Thursday, 31 October

Work is underway on the $8.2 million South Lismore Flood Mitigation Project, with Lismore City Mayor Isaac Smith today inspecting the progress.

“This project, which will help reduce the devasting effects of flooding in Lismore, has been discussed for decades and it is great to be here today to see that work has finally began,” he said.

“As we saw in the 2017 flood, the levee alone will not keep floodwaters out of our
CBD if we get too much rain.

“This new flood mitigation work will go a long way to protecting our city from future floods.”

Flood modelling (Worley Parsons, 2016) suggests the project should reduce peak water levels in the CBD, North Lismore and South Lismore by as much as 100mm in a 1-in-100-year flood event.

The project, funded by the NSW Government, will divert floodwater overflow from Leycester Creek around the Lismore Regional Airport.

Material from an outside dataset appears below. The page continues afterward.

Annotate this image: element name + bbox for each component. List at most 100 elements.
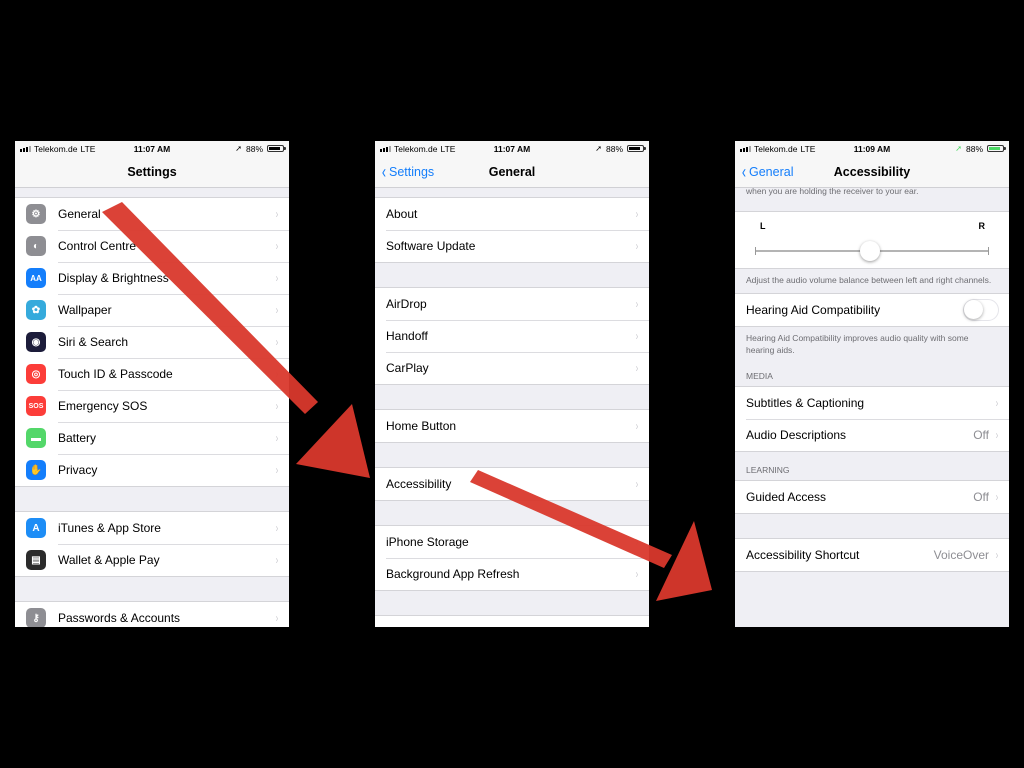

This includes the excavation of 410,000m³ of material from a 58-hectare parcel of Council land.

The excavated material will be used to fill nearby industrial land within Lismore’s floodplain and facilitate the expansion of the South Lismore Industrial Estate.

Director of Infrastructure Services Peter Jeuken said work is expected to take 12 months to complete.

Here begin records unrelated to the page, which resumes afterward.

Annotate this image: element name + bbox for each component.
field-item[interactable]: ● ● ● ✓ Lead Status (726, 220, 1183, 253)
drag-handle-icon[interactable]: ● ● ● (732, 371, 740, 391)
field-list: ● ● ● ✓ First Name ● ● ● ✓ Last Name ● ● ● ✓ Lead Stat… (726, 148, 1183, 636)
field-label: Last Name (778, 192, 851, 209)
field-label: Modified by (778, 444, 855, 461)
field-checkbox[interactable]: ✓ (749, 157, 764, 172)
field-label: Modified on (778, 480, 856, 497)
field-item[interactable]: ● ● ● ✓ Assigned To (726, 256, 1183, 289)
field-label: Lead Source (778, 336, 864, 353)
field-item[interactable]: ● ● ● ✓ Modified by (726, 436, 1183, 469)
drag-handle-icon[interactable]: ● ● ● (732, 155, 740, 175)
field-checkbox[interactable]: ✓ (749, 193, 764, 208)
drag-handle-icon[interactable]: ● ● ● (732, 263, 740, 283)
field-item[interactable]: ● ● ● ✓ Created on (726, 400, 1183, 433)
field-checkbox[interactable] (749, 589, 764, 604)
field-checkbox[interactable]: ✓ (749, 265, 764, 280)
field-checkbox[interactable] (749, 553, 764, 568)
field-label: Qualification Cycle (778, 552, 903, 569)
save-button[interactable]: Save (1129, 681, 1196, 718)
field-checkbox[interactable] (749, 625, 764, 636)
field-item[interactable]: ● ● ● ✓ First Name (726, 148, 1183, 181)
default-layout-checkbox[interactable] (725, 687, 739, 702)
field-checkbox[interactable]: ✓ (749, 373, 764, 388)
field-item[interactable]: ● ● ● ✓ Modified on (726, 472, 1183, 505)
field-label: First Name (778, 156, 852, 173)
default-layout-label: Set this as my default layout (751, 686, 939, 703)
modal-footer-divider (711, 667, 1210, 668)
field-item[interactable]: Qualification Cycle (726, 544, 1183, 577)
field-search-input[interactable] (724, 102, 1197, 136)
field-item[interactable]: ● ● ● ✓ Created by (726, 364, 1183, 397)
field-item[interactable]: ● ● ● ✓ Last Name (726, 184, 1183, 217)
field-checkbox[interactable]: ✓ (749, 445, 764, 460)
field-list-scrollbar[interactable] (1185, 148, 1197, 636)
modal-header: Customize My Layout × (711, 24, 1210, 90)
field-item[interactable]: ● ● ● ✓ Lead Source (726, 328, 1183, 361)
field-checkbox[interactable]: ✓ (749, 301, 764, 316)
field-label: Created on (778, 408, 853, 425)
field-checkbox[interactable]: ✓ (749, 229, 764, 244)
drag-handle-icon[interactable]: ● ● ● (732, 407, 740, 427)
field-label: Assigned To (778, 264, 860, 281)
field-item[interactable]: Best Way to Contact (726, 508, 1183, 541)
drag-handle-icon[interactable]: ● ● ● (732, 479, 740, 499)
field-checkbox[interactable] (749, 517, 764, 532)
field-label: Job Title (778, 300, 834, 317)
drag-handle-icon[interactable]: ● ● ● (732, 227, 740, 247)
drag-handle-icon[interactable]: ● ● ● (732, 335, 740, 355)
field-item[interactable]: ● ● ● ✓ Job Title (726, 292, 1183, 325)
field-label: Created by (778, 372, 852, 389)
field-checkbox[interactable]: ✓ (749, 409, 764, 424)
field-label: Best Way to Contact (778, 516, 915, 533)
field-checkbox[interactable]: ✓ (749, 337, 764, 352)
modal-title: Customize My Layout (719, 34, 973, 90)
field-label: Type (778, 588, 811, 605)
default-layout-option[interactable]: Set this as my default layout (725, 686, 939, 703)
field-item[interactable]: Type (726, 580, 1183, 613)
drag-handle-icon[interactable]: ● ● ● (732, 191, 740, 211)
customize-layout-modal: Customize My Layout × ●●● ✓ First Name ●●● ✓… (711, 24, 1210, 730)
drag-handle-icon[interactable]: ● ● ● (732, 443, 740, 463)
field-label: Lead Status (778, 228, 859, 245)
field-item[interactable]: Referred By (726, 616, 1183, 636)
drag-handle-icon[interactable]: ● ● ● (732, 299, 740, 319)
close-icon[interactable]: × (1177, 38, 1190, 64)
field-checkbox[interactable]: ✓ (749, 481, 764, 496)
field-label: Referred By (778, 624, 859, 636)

“This project was endorsed by the Lismore Floodplain Management Committee and is part of a range of measures detailed in the Lismore Flood Mitigation Plan to help safeguard the community and increase disaster resilience,” he said.

SEE Civil had been appointed to carry out the work, and while Council is overseeing the project, NSW Public Works Advisory will project manage the construction on Council’s behalf.

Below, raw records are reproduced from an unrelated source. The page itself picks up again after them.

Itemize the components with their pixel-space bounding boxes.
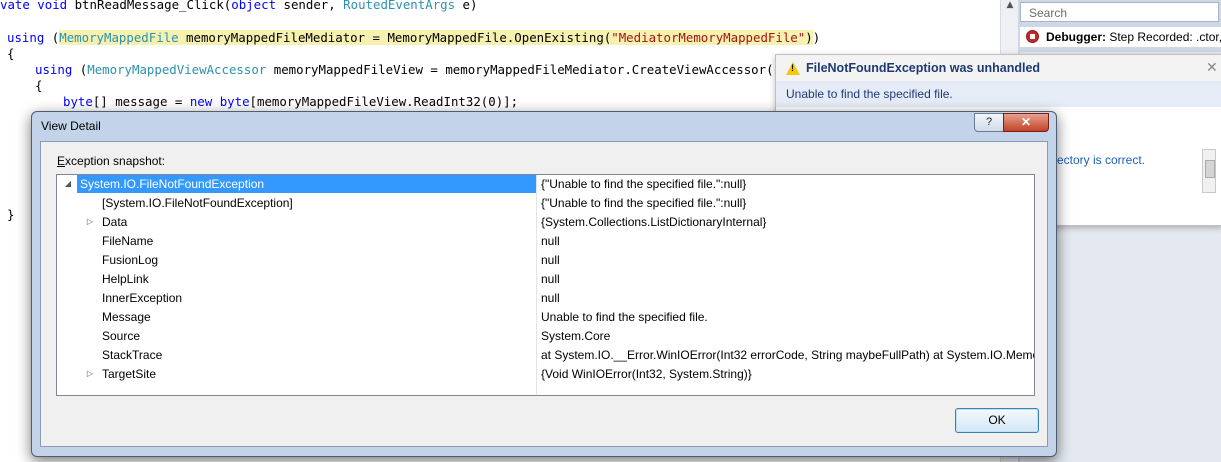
property-value: null (541, 272, 560, 286)
code-text: memoryMappedFileMediator = MemoryMappedF… (178, 30, 612, 45)
expand-arrow-icon[interactable]: ◢ (63, 179, 73, 188)
property-value: null (541, 234, 560, 248)
dialog-client-area: Exception snapshot: ◢ System.IO.FileNotFo… (40, 141, 1048, 447)
scroll-thumb[interactable] (1205, 160, 1215, 178)
code-string: "MediatorMemoryMappedFile" (611, 30, 806, 45)
code-keyword: byte (219, 94, 250, 109)
exception-title: FileNotFoundException was unhandled (806, 61, 1041, 75)
property-name: Source (102, 329, 141, 343)
code-line-brace: { (7, 46, 15, 61)
code-text: ( (44, 30, 60, 45)
tips-scrollbar[interactable] (1202, 149, 1216, 193)
code-line-brace: { (35, 78, 43, 93)
exception-snapshot-label: Exception snapshot: (57, 154, 165, 168)
code-keyword: using (7, 30, 45, 45)
highlighted-statement: MemoryMappedFile memoryMappedFileMediato… (59, 30, 813, 45)
code-keyword: vate void (0, 0, 68, 12)
code-line-using-view-accessor[interactable]: using (MemoryMappedViewAccessor memoryMa… (35, 62, 788, 78)
code-text: [] message = (92, 94, 190, 109)
table-row[interactable]: ◢ System.IO.FileNotFoundException {"Unable… (57, 175, 1034, 194)
property-value: {Void WinIOError(Int32, System.String)} (541, 367, 752, 381)
code-keyword: byte (63, 94, 93, 109)
code-text: memoryMappedFileView = memoryMappedFileM… (266, 62, 789, 77)
event-label: Debugger: (1046, 30, 1106, 44)
ok-button[interactable]: OK (955, 408, 1039, 433)
code-line-using-mapped-file[interactable]: using (MemoryMappedFile memoryMappedFile… (7, 30, 820, 46)
code-keyword: object (231, 0, 277, 12)
close-button[interactable]: ✕ (1003, 113, 1049, 132)
snapshot-label-text: xception snapshot: (65, 154, 166, 168)
table-row[interactable]: ▷ Data {System.Collections.ListDictionaryI… (57, 213, 1034, 232)
troubleshooting-tip-link[interactable]: rectory is correct. (1053, 153, 1145, 167)
table-row[interactable]: StackTrace at System.IO.__Error.WinIOErr… (57, 346, 1034, 365)
exception-message-band: Unable to find the specified file. (776, 81, 1221, 107)
property-value: {System.Collections.ListDictionaryIntern… (541, 215, 767, 229)
code-line-closing-brace: } (7, 207, 15, 222)
table-row[interactable]: Message Unable to find the specified file… (57, 308, 1034, 327)
table-row[interactable]: FileName null (57, 232, 1034, 251)
expand-arrow-icon[interactable]: ▷ (85, 369, 95, 378)
warning-glyph: ! (791, 63, 794, 73)
property-name: InnerException (102, 291, 183, 305)
scroll-up-arrow-icon[interactable]: ▲ (1001, 0, 1019, 12)
view-detail-dialog: View Detail ? ✕ Exception snapshot: ◢ Sys… (31, 111, 1057, 457)
property-name: [System.IO.FileNotFoundException] (102, 196, 293, 210)
exception-title-bar: ! FileNotFoundException was unhandled ✕ (776, 55, 1221, 81)
code-text: ) (812, 30, 821, 45)
table-row[interactable]: [System.IO.FileNotFoundException] {"Unabl… (57, 194, 1034, 213)
property-name: Message (102, 310, 151, 324)
property-value: {"Unable to find the specified file.":nu… (541, 196, 747, 210)
expand-arrow-icon[interactable]: ▷ (85, 217, 95, 226)
property-name: StackTrace (102, 348, 163, 362)
table-row[interactable]: FusionLog null (57, 251, 1034, 270)
code-text: sender, (276, 0, 344, 12)
property-value: null (541, 291, 560, 305)
code-text: ( (72, 62, 88, 77)
code-text: [memoryMappedFileView.ReadInt32(0)]; (249, 94, 519, 109)
code-type: MemoryMappedFile (59, 30, 179, 45)
table-row[interactable]: HelpLink null (57, 270, 1034, 289)
property-value: null (541, 253, 560, 267)
dialog-title: View Detail (41, 119, 101, 133)
code-type: RoutedEventArgs (343, 0, 456, 12)
exception-message: Unable to find the specified file. (786, 87, 953, 101)
code-text: e) (455, 0, 478, 12)
property-value: System.Core (541, 329, 611, 343)
property-name: System.IO.FileNotFoundException (80, 177, 265, 191)
code-text: btnReadMessage_Click( (67, 0, 232, 12)
event-description: Step Recorded: .ctor, (1106, 30, 1221, 44)
table-row[interactable]: ▷ TargetSite {Void WinIOError(Int32, Syste… (57, 365, 1034, 384)
property-name: FusionLog (102, 253, 159, 267)
code-keyword: using (35, 62, 73, 77)
table-row[interactable]: Source System.Core (57, 327, 1034, 346)
search-input[interactable]: Search (1020, 2, 1219, 22)
code-line-byte-array[interactable]: byte[] message = new byte[memoryMappedFi… (63, 94, 518, 110)
access-key: E (57, 154, 66, 168)
code-line-method-signature[interactable]: vate void btnReadMessage_Click(object se… (0, 0, 477, 13)
code-text: ) (805, 30, 813, 45)
property-value: at System.IO.__Error.WinIOError(Int32 er… (541, 348, 1035, 362)
stop-icon (1026, 30, 1039, 43)
warning-icon: ! (786, 62, 800, 75)
close-icon[interactable]: ✕ (1206, 59, 1218, 76)
property-value: {"Unable to find the specified file.":nu… (541, 177, 747, 191)
help-button[interactable]: ? (974, 113, 1004, 132)
table-row[interactable]: InnerException null (57, 289, 1034, 308)
debugger-event-row[interactable]: Debugger: Step Recorded: .ctor, (1020, 27, 1221, 47)
event-text: Debugger: Step Recorded: .ctor, (1046, 30, 1221, 44)
code-keyword: new (189, 94, 213, 109)
property-value: Unable to find the specified file. (541, 310, 708, 324)
property-name: Data (102, 215, 128, 229)
property-name: HelpLink (102, 272, 149, 286)
property-name: TargetSite (102, 367, 157, 381)
exception-property-grid[interactable]: ◢ System.IO.FileNotFoundException {"Unable… (56, 174, 1035, 396)
code-type: MemoryMappedViewAccessor (87, 62, 267, 77)
property-name: FileName (102, 234, 154, 248)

Council has developed a web page on Your Say Lismore with information and a Q&A section where residents can ask questions. Affected landowners can also call Council direct with any queries.

During preliminary works Council relocated two major sewer mains, which were ‘bedded’ (backfilled with material to protect the pipe) using 1500 tonnes of crushed glass from the Lismore Recycling & Recovery Centre.

“This is a great example of reusing a waste material plus there is a significant cost saving to the project from using this bedding material opposed to traditional crushed rock,” Mr Jeuken said.

“Council and SEE Civil are consulting with affected landowners this week to ensure they are fully informed and aware of the scope of the works.”